“Pachamama by Juan Manuel Rama” by Tom_Stahl is licensed under CC BY-NC-ND 2.0
di Raffaella Bolini
Negli ultimi giorni sui media è stato dato rilievo a una scoperta recente: al contrario di ciò che per molto tempo si è creduto, le donne Neanderthal erano cacciatrici al pari degli uomini, e artiste.
Ritorna l’antico e sempre più pressante interrogativo: quando l’essere umano ha cominciato a costruire la gerarchia che governa il mondo, quella che mette l’uomo al di sopra della donna, l’uomo dominante al di sopra del dominato, l’essere umano al di sopra della natura? Dove nasce la nostra brama distruttiva di potere e dominazione, che ci sta facendo andare dritti verso l’ecocidio e verso il suicidio?

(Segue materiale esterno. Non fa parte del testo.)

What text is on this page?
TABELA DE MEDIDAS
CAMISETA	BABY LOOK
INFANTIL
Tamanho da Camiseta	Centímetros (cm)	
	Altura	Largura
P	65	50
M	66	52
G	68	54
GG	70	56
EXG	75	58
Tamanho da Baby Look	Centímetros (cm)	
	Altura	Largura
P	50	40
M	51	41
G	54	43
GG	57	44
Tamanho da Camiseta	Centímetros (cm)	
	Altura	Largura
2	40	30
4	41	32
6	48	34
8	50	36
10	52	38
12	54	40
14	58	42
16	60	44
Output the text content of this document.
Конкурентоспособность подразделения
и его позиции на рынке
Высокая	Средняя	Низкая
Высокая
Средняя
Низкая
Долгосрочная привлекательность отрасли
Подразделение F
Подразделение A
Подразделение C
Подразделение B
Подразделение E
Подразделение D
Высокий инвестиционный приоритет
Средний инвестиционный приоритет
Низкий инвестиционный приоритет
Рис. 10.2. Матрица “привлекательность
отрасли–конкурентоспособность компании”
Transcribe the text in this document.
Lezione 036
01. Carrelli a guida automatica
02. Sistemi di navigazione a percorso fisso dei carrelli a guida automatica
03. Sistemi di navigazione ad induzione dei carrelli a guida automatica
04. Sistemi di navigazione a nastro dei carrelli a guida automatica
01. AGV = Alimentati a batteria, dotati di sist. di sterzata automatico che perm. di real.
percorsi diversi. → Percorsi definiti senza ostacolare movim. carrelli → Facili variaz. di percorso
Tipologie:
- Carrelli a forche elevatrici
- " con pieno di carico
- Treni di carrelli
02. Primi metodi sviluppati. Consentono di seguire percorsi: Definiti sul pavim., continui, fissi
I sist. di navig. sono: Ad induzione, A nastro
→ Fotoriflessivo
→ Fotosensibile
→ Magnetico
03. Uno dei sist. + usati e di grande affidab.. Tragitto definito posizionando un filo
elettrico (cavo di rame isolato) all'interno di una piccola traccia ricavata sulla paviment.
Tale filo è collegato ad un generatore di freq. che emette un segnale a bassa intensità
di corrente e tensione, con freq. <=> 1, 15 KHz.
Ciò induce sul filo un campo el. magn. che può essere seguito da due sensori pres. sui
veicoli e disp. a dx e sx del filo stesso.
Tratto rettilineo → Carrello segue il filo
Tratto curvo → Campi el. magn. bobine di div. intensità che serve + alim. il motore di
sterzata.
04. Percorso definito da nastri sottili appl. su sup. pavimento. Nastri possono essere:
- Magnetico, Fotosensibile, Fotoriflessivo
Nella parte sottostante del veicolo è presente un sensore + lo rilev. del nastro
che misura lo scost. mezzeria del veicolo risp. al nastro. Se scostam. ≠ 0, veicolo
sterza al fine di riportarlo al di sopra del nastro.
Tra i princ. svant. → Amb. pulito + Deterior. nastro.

Gli studiosi discutono su quando sia accaduto, ma una cosa possiamo dirla con certezza: siamo gli unici esseri viventi che hanno saputo e voluto rifiutare di far parte della catena della vita che lega tutti i viventi del pianeta: invece che farne parte e accettare di esserne un anello, l’abbiamo messa al nostro servizio.
I sofisticati e complessi meccanismi del pianeta sono tutti orientati alla riproduzione della vita stessa e dell’equilibrio che la consente. Noi, questo equilibrio lo abbiamo ripudiato.
La natura è nel corso della storia diventata funzionale solo alla nostra specie. E’ diventata cosa e poi è diventata merce: inanimata, scambiabile e vendibile, proprietà degli umani o, meglio, dei più forti degli umani.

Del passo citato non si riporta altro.